A systematic review looking at mental health care provided by phone and video call (remote care) during the COVID-19 pandemic has shown that many service users were able to continue accessing some support but that the shift to remote care presented significant barriers to certain groups. Researchers are calling for further examination into the effects of telemental health on groups at risk of digital exclusion and for better evidence on long-term impacts.
The study, published in the Journal of Medical Internet Research reviewed a total of 77 primary research papers from five countries. It found that the implementation of telemental health services—provided by video, phone call, or messaging—allowed some continued support to a majority of service users during the COVID-19 pandemic and highlighted its value in emergency situations.
The benefits of remote care include increased convenience and accessibility for staff and patients and reduced travel costs. Additionally, some studies reported that more family members were able to attend family therapy or family education sessions since care was moved online.
However, the shift to telemental health also presented challenges, such as difficulties in picking up on non-verbal cues and establishing a strong therapeutic relationship. While the studies came from a variety of higher income countries, similar challenges tended to be experienced.
The study was carried out by researchers in the Mental Health Policy Research Unit at University College London (UCL) and King’s College London (KCL). The research was also supported by the National Institute for Health Research (NIHR) Applied Research Collaboration (ARC) South London at King’s College Hospital NHS Foundation Trust, and by King’s Improvement Science, which is funded by King’s Health Partners and Guy’s and St Thomas’ Foundation.
Alan Simpson, Professor of Mental Health Nursing at the Florence Nightingale Faculty of Nursing, Midwifery & Palliative Care at King’s College London and Co-Director of the NIHR Mental Health Policy Research Unit, commented that “early in 2020, mental health services around the world had to rapidly shift from face-to-face models of care to delivering most treatments remotely due to the pandemic. Although this change was beneficial in many ways, it also resulted in several challenges for staff and patients.”
The study found that remote care was deemed less acceptable and presented more challenges for certain groups, including new patients, service users without a private space at home for therapy, service users with a schizophrenia diagnosis, severe anxiety or learning disabilities, children, older adults, and those from lower socio-economic backgrounds.

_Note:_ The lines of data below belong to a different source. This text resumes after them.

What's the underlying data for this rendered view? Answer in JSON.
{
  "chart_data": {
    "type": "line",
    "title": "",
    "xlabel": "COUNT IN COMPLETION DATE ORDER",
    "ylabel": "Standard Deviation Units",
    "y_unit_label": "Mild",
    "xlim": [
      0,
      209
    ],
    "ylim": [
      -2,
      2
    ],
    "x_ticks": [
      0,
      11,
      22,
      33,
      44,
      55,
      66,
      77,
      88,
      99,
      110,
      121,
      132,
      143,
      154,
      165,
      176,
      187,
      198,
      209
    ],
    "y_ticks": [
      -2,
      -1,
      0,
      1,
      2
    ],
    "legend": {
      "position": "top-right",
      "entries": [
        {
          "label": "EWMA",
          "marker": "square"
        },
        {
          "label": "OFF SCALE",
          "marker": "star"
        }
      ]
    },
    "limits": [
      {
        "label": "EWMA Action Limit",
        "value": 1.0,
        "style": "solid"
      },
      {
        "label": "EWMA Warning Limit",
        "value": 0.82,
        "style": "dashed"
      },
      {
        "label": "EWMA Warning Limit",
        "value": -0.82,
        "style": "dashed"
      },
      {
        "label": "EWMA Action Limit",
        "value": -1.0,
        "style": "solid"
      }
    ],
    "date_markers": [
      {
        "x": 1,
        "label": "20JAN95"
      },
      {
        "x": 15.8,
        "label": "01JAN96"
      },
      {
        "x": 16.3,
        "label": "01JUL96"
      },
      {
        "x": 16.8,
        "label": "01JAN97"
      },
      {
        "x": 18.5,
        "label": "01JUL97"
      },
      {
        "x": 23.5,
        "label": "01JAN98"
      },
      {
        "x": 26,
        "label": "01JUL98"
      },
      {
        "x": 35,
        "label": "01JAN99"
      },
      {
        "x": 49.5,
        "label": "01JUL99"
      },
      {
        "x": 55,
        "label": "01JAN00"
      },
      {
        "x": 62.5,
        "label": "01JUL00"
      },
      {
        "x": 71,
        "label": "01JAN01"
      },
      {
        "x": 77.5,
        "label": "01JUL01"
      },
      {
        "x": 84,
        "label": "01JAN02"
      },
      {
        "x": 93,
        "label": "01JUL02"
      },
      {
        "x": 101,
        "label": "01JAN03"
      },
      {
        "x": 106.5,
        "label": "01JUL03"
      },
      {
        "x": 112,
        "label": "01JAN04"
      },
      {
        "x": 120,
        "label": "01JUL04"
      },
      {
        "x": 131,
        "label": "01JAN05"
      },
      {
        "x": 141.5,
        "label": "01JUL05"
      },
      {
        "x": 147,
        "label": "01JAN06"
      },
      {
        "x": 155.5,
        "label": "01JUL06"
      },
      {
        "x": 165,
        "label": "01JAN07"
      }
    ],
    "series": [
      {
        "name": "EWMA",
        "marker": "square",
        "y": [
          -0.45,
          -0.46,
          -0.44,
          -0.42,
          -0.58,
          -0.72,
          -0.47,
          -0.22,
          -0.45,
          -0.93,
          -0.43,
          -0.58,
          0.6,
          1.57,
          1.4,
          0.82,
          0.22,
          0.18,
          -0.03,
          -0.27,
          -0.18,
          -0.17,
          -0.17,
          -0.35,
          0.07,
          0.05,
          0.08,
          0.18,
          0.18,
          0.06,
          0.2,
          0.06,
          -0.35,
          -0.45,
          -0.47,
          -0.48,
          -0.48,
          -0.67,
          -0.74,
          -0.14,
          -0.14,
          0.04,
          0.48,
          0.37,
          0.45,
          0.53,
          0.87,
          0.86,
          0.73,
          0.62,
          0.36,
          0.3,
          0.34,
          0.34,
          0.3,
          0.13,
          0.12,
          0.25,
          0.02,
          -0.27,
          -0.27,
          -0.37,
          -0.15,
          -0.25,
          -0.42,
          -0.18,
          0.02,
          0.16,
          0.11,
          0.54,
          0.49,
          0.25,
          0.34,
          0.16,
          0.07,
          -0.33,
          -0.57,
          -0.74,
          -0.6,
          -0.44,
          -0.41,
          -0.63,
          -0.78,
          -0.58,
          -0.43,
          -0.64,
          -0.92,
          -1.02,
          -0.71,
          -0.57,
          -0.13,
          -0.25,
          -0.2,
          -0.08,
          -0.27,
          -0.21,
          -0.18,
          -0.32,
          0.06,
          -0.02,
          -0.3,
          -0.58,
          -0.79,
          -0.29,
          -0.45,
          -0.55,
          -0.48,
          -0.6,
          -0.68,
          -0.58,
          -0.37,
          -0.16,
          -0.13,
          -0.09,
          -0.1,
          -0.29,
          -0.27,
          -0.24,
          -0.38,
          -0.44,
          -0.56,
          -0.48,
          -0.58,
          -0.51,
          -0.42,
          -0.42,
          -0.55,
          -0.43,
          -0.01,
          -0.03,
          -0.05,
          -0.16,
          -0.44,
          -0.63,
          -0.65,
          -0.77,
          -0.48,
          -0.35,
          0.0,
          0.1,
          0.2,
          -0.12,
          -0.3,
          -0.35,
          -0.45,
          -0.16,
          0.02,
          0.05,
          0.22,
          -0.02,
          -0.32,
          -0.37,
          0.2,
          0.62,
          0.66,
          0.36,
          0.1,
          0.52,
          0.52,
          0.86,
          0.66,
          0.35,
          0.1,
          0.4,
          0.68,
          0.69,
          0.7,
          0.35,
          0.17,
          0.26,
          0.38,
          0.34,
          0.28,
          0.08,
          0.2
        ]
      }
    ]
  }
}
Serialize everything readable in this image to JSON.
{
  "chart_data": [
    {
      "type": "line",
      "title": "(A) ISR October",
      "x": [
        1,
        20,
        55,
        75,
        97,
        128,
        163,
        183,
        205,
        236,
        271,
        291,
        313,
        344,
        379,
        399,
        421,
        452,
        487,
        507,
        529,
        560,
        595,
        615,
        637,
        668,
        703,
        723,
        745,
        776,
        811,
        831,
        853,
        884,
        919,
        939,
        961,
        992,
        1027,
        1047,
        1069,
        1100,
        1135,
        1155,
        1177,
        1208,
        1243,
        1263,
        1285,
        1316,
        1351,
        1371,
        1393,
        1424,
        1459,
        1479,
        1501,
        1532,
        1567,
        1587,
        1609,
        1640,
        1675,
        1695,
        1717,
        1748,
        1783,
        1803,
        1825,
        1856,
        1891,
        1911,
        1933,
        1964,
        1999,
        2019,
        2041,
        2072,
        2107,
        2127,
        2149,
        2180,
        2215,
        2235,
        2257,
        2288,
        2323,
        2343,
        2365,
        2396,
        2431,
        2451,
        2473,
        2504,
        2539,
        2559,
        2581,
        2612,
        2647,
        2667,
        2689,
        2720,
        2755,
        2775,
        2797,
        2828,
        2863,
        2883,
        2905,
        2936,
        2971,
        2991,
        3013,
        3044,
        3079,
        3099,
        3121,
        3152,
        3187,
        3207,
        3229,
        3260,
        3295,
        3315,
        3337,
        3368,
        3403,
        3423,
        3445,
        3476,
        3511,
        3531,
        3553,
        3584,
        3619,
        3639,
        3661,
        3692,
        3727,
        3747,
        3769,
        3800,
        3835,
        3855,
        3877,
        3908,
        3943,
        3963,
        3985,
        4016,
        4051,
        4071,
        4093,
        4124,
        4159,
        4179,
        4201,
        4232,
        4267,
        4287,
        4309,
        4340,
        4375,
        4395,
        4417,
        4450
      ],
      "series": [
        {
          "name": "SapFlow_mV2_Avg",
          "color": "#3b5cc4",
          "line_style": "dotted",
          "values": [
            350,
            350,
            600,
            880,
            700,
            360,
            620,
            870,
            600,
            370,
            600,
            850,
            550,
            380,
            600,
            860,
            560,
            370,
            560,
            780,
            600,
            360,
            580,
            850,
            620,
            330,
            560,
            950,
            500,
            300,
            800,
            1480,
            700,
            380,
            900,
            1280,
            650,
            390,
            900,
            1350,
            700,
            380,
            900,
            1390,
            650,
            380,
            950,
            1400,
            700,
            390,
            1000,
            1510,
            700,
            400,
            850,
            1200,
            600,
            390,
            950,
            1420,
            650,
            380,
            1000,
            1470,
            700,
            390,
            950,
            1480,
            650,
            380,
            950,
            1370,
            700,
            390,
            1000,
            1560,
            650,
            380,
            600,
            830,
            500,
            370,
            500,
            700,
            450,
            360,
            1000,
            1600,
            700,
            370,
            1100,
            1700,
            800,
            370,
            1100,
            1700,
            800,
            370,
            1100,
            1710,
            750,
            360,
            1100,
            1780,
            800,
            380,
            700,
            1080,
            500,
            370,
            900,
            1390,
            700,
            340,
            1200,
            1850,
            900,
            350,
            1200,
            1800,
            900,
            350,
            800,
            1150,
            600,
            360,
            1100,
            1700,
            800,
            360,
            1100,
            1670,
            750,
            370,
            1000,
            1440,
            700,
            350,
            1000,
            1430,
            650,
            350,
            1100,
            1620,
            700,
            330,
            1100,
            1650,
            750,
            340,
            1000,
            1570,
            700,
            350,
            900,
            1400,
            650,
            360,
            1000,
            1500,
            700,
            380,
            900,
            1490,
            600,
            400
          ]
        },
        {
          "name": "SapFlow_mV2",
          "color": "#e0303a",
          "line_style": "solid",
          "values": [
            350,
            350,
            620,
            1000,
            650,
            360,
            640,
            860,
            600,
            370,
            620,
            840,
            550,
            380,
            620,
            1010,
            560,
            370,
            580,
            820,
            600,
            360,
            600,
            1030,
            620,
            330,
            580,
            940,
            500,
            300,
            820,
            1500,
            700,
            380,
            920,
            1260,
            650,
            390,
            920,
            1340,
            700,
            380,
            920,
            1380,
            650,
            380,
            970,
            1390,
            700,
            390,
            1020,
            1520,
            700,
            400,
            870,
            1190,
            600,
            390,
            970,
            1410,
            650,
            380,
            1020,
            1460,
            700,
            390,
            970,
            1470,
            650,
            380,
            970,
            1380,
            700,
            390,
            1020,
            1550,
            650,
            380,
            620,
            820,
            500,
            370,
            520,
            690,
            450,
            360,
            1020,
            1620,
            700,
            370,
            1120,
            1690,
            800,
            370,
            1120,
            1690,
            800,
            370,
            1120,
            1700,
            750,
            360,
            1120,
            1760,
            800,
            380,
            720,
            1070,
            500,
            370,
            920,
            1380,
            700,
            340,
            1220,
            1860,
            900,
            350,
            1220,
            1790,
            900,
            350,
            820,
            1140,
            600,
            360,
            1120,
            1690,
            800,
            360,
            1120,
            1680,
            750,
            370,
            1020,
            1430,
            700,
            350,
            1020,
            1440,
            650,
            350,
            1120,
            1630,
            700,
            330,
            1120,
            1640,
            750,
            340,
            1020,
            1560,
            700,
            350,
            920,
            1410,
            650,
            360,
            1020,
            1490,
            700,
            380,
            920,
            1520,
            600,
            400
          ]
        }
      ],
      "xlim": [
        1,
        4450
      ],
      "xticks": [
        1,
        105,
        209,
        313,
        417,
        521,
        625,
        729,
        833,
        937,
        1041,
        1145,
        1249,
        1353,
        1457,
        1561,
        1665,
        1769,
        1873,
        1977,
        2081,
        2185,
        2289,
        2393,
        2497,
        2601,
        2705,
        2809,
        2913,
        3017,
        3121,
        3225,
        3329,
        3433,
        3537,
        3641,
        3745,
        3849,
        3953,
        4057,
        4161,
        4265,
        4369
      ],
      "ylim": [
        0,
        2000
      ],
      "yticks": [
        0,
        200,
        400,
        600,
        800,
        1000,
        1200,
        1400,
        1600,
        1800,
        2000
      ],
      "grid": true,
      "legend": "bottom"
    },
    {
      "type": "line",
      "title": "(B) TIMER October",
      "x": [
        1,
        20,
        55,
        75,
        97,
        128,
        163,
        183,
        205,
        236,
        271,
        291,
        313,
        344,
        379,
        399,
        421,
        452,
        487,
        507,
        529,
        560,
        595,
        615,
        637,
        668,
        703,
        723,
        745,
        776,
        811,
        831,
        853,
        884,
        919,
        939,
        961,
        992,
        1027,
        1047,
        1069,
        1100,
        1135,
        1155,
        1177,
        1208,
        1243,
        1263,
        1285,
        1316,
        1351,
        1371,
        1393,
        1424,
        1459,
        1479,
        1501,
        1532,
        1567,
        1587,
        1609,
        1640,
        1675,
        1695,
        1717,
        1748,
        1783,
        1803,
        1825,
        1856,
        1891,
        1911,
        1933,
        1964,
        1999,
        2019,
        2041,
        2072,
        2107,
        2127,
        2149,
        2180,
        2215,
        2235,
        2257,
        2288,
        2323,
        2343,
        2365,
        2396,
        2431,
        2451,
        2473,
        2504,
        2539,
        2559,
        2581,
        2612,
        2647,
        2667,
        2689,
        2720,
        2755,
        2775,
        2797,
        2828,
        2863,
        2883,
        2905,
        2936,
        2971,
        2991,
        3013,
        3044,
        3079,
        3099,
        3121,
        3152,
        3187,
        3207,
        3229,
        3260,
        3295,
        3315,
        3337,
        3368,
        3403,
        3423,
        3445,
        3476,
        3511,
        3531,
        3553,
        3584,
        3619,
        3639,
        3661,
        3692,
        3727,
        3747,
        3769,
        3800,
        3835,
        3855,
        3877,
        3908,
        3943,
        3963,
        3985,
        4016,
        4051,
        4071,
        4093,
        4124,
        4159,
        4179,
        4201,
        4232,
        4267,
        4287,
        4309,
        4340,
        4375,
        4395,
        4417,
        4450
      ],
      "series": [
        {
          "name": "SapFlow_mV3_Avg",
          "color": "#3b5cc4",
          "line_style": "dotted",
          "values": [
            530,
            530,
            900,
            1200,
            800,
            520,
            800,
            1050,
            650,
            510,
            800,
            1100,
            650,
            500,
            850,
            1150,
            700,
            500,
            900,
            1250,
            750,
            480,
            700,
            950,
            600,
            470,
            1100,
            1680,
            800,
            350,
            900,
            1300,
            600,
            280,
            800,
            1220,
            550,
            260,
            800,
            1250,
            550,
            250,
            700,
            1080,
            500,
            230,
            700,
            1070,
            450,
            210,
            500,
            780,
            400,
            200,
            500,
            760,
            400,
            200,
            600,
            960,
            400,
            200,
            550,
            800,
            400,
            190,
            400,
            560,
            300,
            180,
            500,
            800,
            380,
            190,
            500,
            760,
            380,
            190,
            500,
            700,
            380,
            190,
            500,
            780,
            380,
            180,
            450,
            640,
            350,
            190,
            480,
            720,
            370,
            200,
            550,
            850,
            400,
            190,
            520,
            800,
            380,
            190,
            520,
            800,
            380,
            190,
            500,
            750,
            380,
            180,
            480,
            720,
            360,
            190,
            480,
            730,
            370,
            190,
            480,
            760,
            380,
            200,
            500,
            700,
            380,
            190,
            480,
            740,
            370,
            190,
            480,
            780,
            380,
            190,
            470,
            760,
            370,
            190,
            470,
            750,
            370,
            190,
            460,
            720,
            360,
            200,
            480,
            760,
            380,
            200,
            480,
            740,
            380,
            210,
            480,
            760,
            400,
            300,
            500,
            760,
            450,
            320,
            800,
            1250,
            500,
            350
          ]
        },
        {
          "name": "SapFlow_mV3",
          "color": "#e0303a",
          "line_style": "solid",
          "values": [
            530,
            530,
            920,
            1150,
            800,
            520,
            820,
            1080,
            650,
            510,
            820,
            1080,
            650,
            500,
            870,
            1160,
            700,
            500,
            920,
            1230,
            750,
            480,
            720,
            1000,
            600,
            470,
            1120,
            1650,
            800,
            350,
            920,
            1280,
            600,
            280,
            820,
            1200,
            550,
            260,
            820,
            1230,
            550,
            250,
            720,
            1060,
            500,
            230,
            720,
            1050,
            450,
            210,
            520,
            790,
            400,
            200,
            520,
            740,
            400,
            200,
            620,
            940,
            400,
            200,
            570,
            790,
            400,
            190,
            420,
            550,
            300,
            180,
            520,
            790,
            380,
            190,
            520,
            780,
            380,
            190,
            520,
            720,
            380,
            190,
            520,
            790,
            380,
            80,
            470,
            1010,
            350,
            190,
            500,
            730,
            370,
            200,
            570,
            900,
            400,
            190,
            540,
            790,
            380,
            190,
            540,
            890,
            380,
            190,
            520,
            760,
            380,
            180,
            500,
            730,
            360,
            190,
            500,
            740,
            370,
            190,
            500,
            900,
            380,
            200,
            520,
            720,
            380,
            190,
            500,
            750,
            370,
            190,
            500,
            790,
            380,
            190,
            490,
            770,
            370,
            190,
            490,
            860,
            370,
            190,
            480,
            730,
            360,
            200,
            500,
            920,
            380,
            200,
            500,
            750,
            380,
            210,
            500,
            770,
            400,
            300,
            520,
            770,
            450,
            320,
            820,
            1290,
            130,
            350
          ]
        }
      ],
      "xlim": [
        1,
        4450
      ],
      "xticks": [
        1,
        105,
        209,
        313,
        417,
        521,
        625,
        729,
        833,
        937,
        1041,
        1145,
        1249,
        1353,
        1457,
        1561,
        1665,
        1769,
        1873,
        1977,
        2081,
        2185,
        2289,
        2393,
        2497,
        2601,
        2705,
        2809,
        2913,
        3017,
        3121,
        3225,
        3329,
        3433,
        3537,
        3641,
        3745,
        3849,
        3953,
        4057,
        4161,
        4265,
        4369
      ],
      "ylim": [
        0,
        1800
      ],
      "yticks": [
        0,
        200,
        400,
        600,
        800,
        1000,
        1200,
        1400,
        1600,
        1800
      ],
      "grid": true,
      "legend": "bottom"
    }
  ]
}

As telemental health was not commonly used in most services pre-COVID, staff had to rapidly adjust to a new way of working. Service users also identified certain needs and resources to enable them to effectively transition to remote care.
Sonia Johnson, Professor in the UCL Division of Psychiatry, Consultant Psychiatrist in Early Intervention for psychosis and Director of the NIHR Mental Health Policy Research Unit, explains that “a commonly reported issue was access to technology. Problems such as a stable internet connection and interrupted communication could negatively impact the therapeutic relationship. We also found concerns raised by both clinicians and service users regarding safety, privacy and confidentiality in remote care, especially concerning if someone lived with an abuser.”
Fiona Gaughran, Professor of Physical Health and Clinical Therapeutics at King’s College London and Director of Research and Development at South London and Maudsley NHS Foundation Trust, says that “the needs of those at risk of digital exclusion are still largely underreported in the literature and should be made a priority for future research. We also found that studies included little information regarding the cost-effectiveness of telemental health implementation.”
The review also concluded that the majority of service users and clinicians wanted at least some appointments to be face-to-face once restrictions on in-person contact due to the pandemic had loosened.
Nick Sevdalis, Professor of Implementation Science and Patient Safety at King’s College London, stated that “this review has identified a need to understand the extent and impacts of telemental health implementation, and barriers and facilitators to its effective and acceptable use. More research into what works for who and in what context is required. This is relevant both to future emergency adoptions of telemental health, and to debates on its future use in routine mental health care.”
Karen Machin, member of the NIHR Mental Health Policy Research Unit Lived Experience Working Group says that “my biggest concern about remote care is that while we focus on the many advantages it might bring for some people and services, the challenges and problems may get minimized or overlooked. Well-intentioned actions, such as addressing inequalities of access, have the potential to undermine a personal choice not to use remote care. My concern is that people then effectively have no choice or might be seen as obstructive if they choose to refuse remote care.”